Large-scale government coordinated efforts (led by Mumbai’s Slum Rehabilitation Authority) are taking place in Mumbai to rehouse the vast population of slum inhabitants. The process is largely market-driven with government authorities selling land occupied by slums to developers for private development. Because of density pressures in Mumbai, this land has incredible value to private enterprises. In exchange for he land’s development rights, developers are required to provide new housing to existing inhabitants, while the remainder of the site is open to private market-driven use. Not surprisingly, this process is often plagued by corruption and unfulfilled promises, but the existence of a formal mechanism for addressing slums locally is worth our attention. More after the break…
The Slum Rehabilitation Authority (SRA) was established on December 15th, 1995, to serve as the planning authority for all slum areas in Greater Mumbai and to facilitate the rehabilitation schemes. SRA’s responsibilities are: to survey and review the existing position regarding slum areas in greater Mumbai; to formulate schemes for the rehabilitation of slum areas; to get the slum rehabilitation schemes implemented; to do all other such acts and things as may be necessary for achieving the objective of rehabilitation of slums.
The objective of SRA’s Slum Rehabilitation Scheme is to not only redevelop, but also rehabilitate the slum and its inhabitants. Through the scheme, rehabilitation flats are built free of cost to the slum dweller by cross-subsidisation provided by free-sale flats. Developers are allowed to construct sale flats on slum land, whether it is government or private land, in exchange for the construction of flats for slum dwellers.

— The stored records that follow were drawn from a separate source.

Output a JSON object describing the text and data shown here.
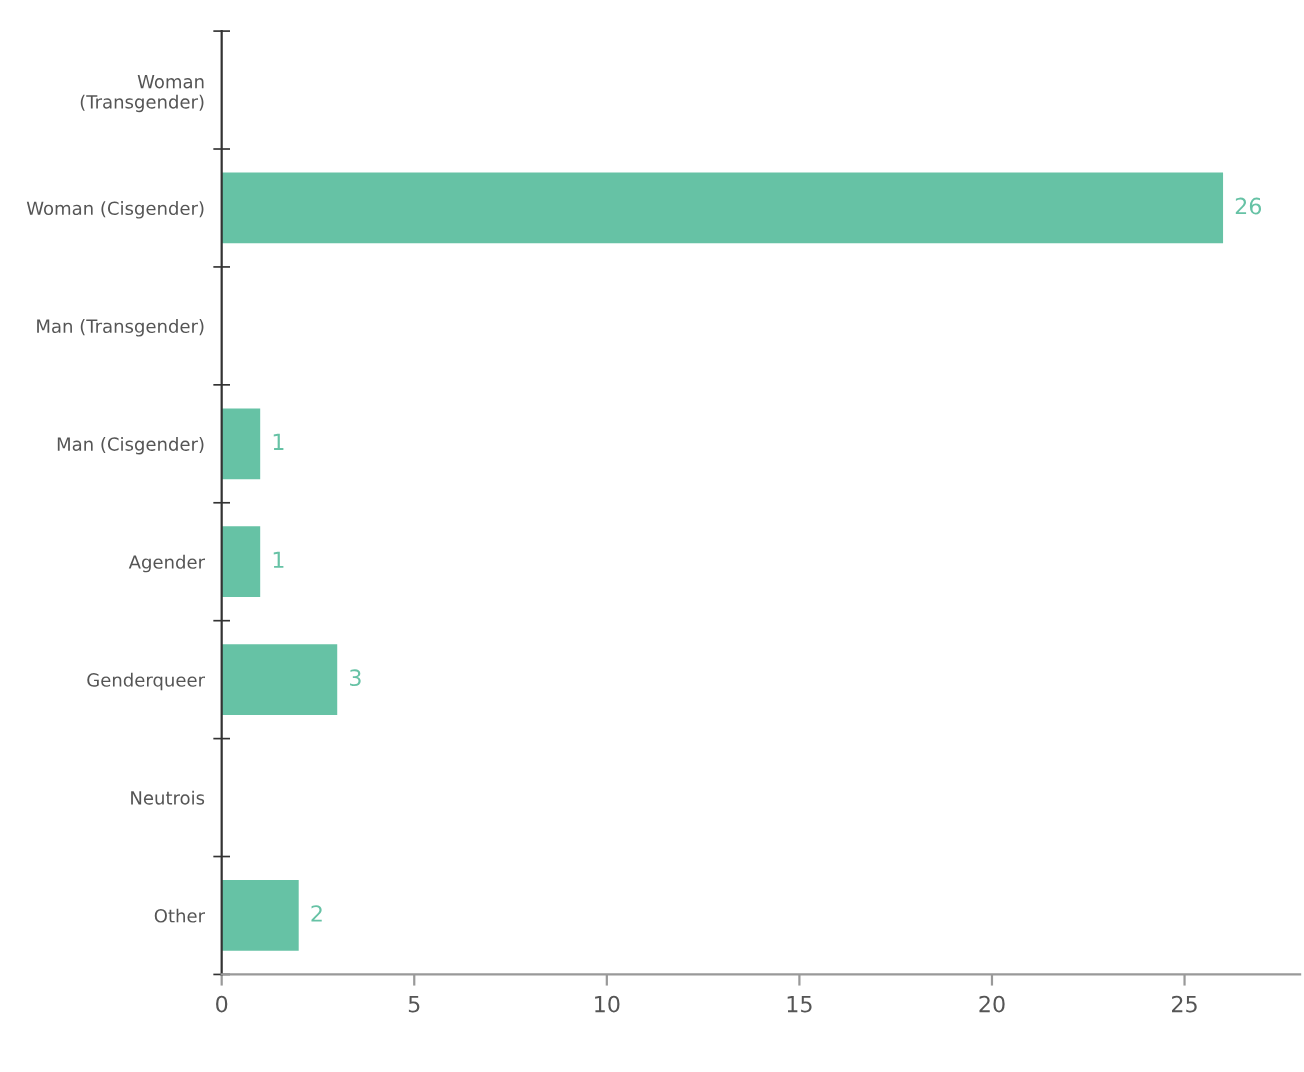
{
  "chart_data": {
    "type": "bar",
    "orientation": "horizontal",
    "categories": [
      "Woman\n(Transgender)",
      "Woman (Cisgender)",
      "Man (Transgender)",
      "Man (Cisgender)",
      "Agender",
      "Genderqueer",
      "Neutrois",
      "Other"
    ],
    "values": [
      0,
      26,
      0,
      1,
      1,
      3,
      0,
      2
    ],
    "value_labels": [
      null,
      "26",
      null,
      "1",
      "1",
      "3",
      null,
      "2"
    ],
    "color": "#66c2a5",
    "xlim": [
      0,
      28
    ],
    "xticks": [
      0,
      5,
      10,
      15,
      20,
      25
    ],
    "grid": false,
    "legend": false
  }
}
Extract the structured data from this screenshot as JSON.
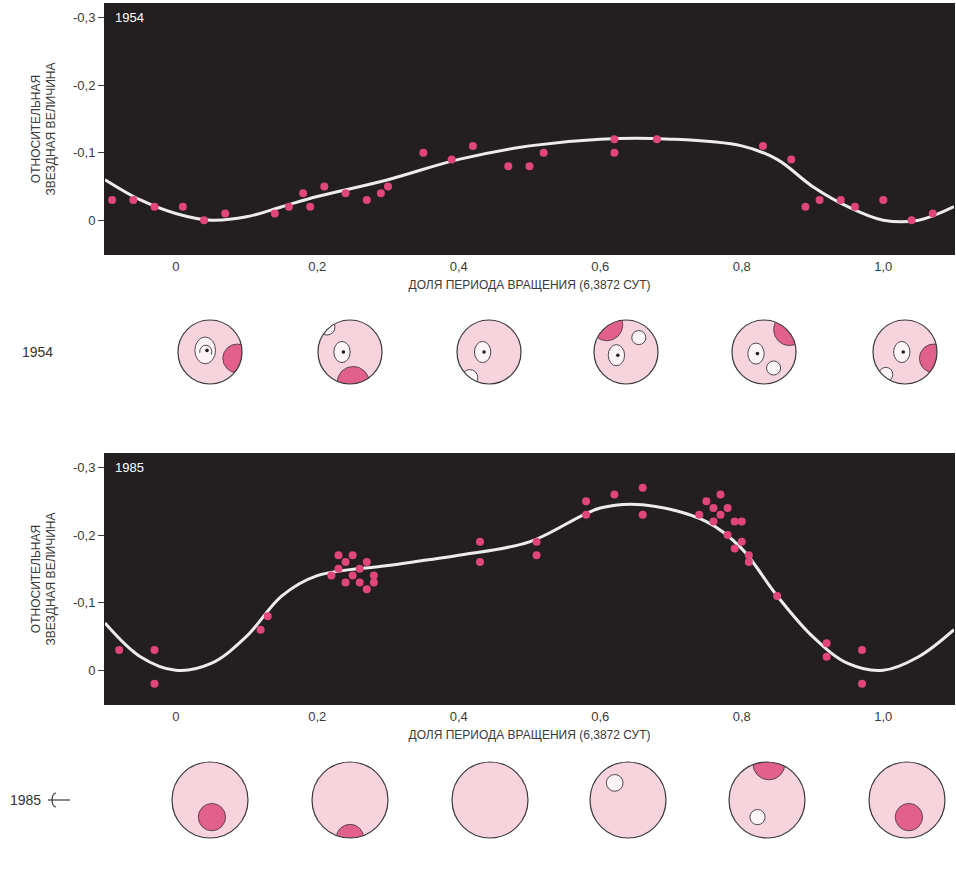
{
  "chart_data": [
    {
      "type": "scatter",
      "title": "1954",
      "x_label": "ДОЛЯ ПЕРИОДА ВРАЩЕНИЯ (6,3872 СУТ)",
      "y_label": "ОТНОСИТЕЛЬНАЯ ЗВЕЗДНАЯ ВЕЛИЧИНА",
      "xlim": [
        -0.1,
        1.1
      ],
      "ylim": [
        0.05,
        -0.32
      ],
      "xticks": [
        0,
        {
          "value": 0.2,
          "label": "0,2"
        },
        {
          "value": 0.4,
          "label": "0,4"
        },
        {
          "value": 0.6,
          "label": "0,6"
        },
        {
          "value": 0.8,
          "label": "0,8"
        },
        {
          "value": 1.0,
          "label": "1,0"
        }
      ],
      "yticks": [
        {
          "value": -0.3,
          "label": "-0,3"
        },
        {
          "value": -0.2,
          "label": "-0,2"
        },
        {
          "value": -0.1,
          "label": "-0,1"
        },
        0
      ],
      "grid": false,
      "series": [
        {
          "type": "scatter",
          "color": "#e0457b",
          "marker": "circle",
          "x": [
            -0.09,
            -0.06,
            -0.03,
            0.01,
            0.04,
            0.07,
            0.14,
            0.16,
            0.18,
            0.19,
            0.21,
            0.24,
            0.27,
            0.29,
            0.3,
            0.35,
            0.39,
            0.42,
            0.47,
            0.5,
            0.52,
            0.62,
            0.62,
            0.68,
            0.83,
            0.87,
            0.89,
            0.91,
            0.94,
            0.96,
            1.0,
            1.04,
            1.07
          ],
          "values": [
            -0.03,
            -0.03,
            -0.02,
            -0.02,
            0.0,
            -0.01,
            -0.01,
            -0.02,
            -0.04,
            -0.02,
            -0.05,
            -0.04,
            -0.03,
            -0.04,
            -0.05,
            -0.1,
            -0.09,
            -0.11,
            -0.08,
            -0.08,
            -0.1,
            -0.12,
            -0.1,
            -0.12,
            -0.11,
            -0.09,
            -0.02,
            -0.03,
            -0.03,
            -0.02,
            -0.03,
            0.0,
            -0.01
          ]
        },
        {
          "type": "line",
          "color": "#ececec",
          "line_style": "spline",
          "x": [
            -0.1,
            -0.05,
            0,
            0.05,
            0.1,
            0.15,
            0.2,
            0.3,
            0.4,
            0.5,
            0.6,
            0.7,
            0.8,
            0.85,
            0.9,
            0.95,
            1.0,
            1.05,
            1.1
          ],
          "values": [
            -0.06,
            -0.03,
            -0.01,
            0.0,
            -0.005,
            -0.02,
            -0.035,
            -0.06,
            -0.09,
            -0.11,
            -0.12,
            -0.12,
            -0.11,
            -0.09,
            -0.05,
            -0.02,
            0.0,
            0.0,
            -0.02
          ]
        }
      ]
    },
    {
      "type": "scatter",
      "title": "1985",
      "x_label": "ДОЛЯ ПЕРИОДА ВРАЩЕНИЯ (6,3872 СУТ)",
      "y_label": "ОТНОСИТЕЛЬНАЯ ЗВЕЗДНАЯ ВЕЛИЧИНА",
      "xlim": [
        -0.1,
        1.1
      ],
      "ylim": [
        0.05,
        -0.32
      ],
      "xticks": [
        0,
        {
          "value": 0.2,
          "label": "0,2"
        },
        {
          "value": 0.4,
          "label": "0,4"
        },
        {
          "value": 0.6,
          "label": "0,6"
        },
        {
          "value": 0.8,
          "label": "0,8"
        },
        {
          "value": 1.0,
          "label": "1,0"
        }
      ],
      "yticks": [
        {
          "value": -0.3,
          "label": "-0,3"
        },
        {
          "value": -0.2,
          "label": "-0,2"
        },
        {
          "value": -0.1,
          "label": "-0,1"
        },
        0
      ],
      "grid": false,
      "series": [
        {
          "type": "scatter",
          "color": "#e0457b",
          "marker": "circle",
          "x": [
            -0.08,
            -0.03,
            -0.03,
            0.12,
            0.13,
            0.22,
            0.23,
            0.23,
            0.24,
            0.24,
            0.25,
            0.25,
            0.26,
            0.26,
            0.27,
            0.27,
            0.28,
            0.28,
            0.43,
            0.43,
            0.51,
            0.51,
            0.58,
            0.58,
            0.62,
            0.66,
            0.66,
            0.74,
            0.75,
            0.76,
            0.76,
            0.77,
            0.77,
            0.78,
            0.78,
            0.79,
            0.79,
            0.8,
            0.8,
            0.81,
            0.81,
            0.85,
            0.92,
            0.92,
            0.97,
            0.97
          ],
          "values": [
            -0.03,
            -0.03,
            0.02,
            -0.06,
            -0.08,
            -0.14,
            -0.15,
            -0.17,
            -0.13,
            -0.16,
            -0.14,
            -0.17,
            -0.15,
            -0.13,
            -0.16,
            -0.12,
            -0.14,
            -0.13,
            -0.19,
            -0.16,
            -0.19,
            -0.17,
            -0.25,
            -0.23,
            -0.26,
            -0.27,
            -0.23,
            -0.23,
            -0.25,
            -0.24,
            -0.22,
            -0.26,
            -0.23,
            -0.24,
            -0.2,
            -0.22,
            -0.18,
            -0.22,
            -0.19,
            -0.17,
            -0.16,
            -0.11,
            -0.04,
            -0.02,
            -0.03,
            0.02
          ]
        },
        {
          "type": "line",
          "color": "#ececec",
          "line_style": "spline",
          "x": [
            -0.1,
            -0.05,
            0,
            0.05,
            0.1,
            0.15,
            0.2,
            0.3,
            0.4,
            0.5,
            0.6,
            0.66,
            0.75,
            0.8,
            0.85,
            0.9,
            0.95,
            1.0,
            1.05,
            1.1
          ],
          "values": [
            -0.07,
            -0.02,
            0.0,
            -0.01,
            -0.05,
            -0.11,
            -0.14,
            -0.155,
            -0.17,
            -0.19,
            -0.24,
            -0.245,
            -0.22,
            -0.18,
            -0.11,
            -0.05,
            -0.01,
            0.0,
            -0.02,
            -0.06
          ]
        }
      ]
    }
  ],
  "spot_maps": [
    {
      "label": "1954"
    },
    {
      "label": "1985"
    }
  ]
}
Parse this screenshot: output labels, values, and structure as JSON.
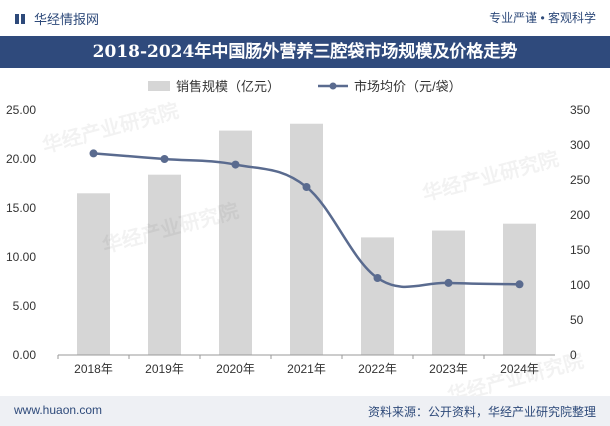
{
  "header": {
    "brand": "华经情报网",
    "tagline": "专业严谨 • 客观科学"
  },
  "title": "2018-2024年中国肠外营养三腔袋市场规模及价格走势",
  "footer": {
    "website": "www.huaon.com",
    "source": "资料来源：公开资料，华经产业研究院整理"
  },
  "watermark": "华经产业研究院",
  "colors": {
    "title_bg": "#2f4a7c",
    "bar": "#d6d6d6",
    "line": "#5a6b8f",
    "brand": "#2e4a7a"
  },
  "chart_data": {
    "type": "bar",
    "categories": [
      "2018年",
      "2019年",
      "2020年",
      "2021年",
      "2022年",
      "2023年",
      "2024年"
    ],
    "series": [
      {
        "name": "销售规模（亿元）",
        "type": "bar",
        "axis": "left",
        "values": [
          16.5,
          18.4,
          22.9,
          23.6,
          12.0,
          12.7,
          13.4
        ]
      },
      {
        "name": "市场均价（元/袋）",
        "type": "line",
        "axis": "right",
        "values": [
          288,
          280,
          272,
          240,
          110,
          103,
          101
        ]
      }
    ],
    "y_left": {
      "min": 0,
      "max": 25,
      "ticks": [
        "0.00",
        "5.00",
        "10.00",
        "15.00",
        "20.00",
        "25.00"
      ]
    },
    "y_right": {
      "min": 0,
      "max": 350,
      "ticks": [
        "0",
        "50",
        "100",
        "150",
        "200",
        "250",
        "300",
        "350"
      ]
    },
    "grid": false,
    "legend_position": "top-center"
  }
}
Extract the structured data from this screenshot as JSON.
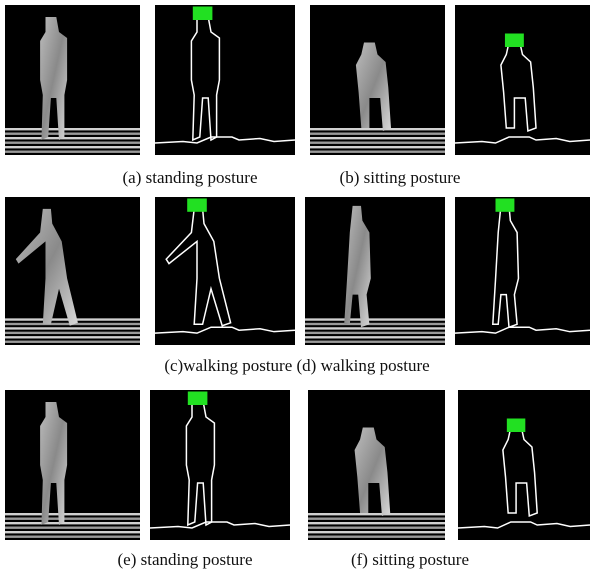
{
  "figure": {
    "captions": [
      "(a) standing posture",
      "(b) sitting posture",
      "(c)walking posture (d) walking posture",
      "(e) standing posture",
      "(f) sitting posture"
    ]
  }
}
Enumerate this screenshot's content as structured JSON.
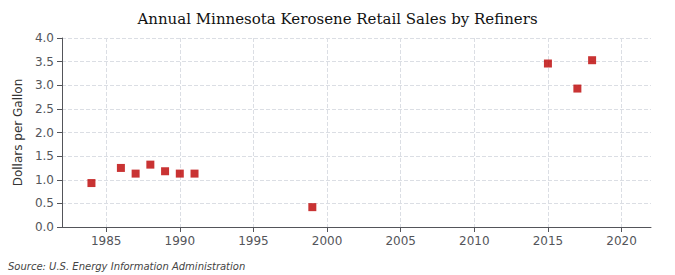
{
  "chart_data": {
    "type": "scatter",
    "title": "Annual Minnesota Kerosene Retail Sales by Refiners",
    "ylabel": "Dollars per Gallon",
    "annotation": "Source: U.S. Energy Information Administration",
    "x": [
      1984,
      1986,
      1987,
      1988,
      1989,
      1990,
      1991,
      1999,
      2015,
      2017,
      2018
    ],
    "values": [
      0.93,
      1.25,
      1.13,
      1.32,
      1.18,
      1.13,
      1.13,
      0.42,
      3.46,
      2.93,
      3.53
    ],
    "color": "#bb0000",
    "marker": "square",
    "xlim": [
      1982,
      2022
    ],
    "xticks": [
      1985,
      1990,
      1995,
      2000,
      2005,
      2010,
      2015,
      2020
    ],
    "ylim": [
      0.0,
      4.0
    ],
    "yticks": [
      {
        "value": 0,
        "label": "0.0"
      },
      0.5,
      {
        "value": 1,
        "label": "1.0"
      },
      1.5,
      {
        "value": 2,
        "label": "2.0"
      },
      2.5,
      {
        "value": 3,
        "label": "3.0"
      },
      3.5,
      {
        "value": 4,
        "label": "4.0"
      }
    ],
    "grid": true
  }
}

This article provides a slum dweller’s perspective on SRA’s initiatives.
And more interestingly, a memo regarding the transition from ‘informal settlements’ to ‘formalized city.’ Post-war Tokyo is seen as a precedent.
“This memo attempts to show that from a slum, Tokyo incrementally developed to become the future city” that we know today. Slum-type urbanism is a legitimate form of urban development characterized by the primacy of “lived” space over “conceived” space.
The memo regards the redevelopment of Dharavi, a slum of 1 million people in Mumbai. Described as a ‘Boomtown’, major efforts are underway to suture the slum land and inhabitants into the formal space and economy of the city.
The site is being sold to private development interests at a price of $2.3 billion dollars. In exchange for reurbanizing the 230 acres (according to specific gov’t guidelines) the developers must rehouse the 57,000 families currently residing in Dharavi. Here is a good introduction, Blueprint for a New Dharavi. Googling it will lead you to hordes of information/articles. I’m writing a follow-up post to think through how we may be able to use Mumbai, the SRA, and Dharavi as part of our research and proposal.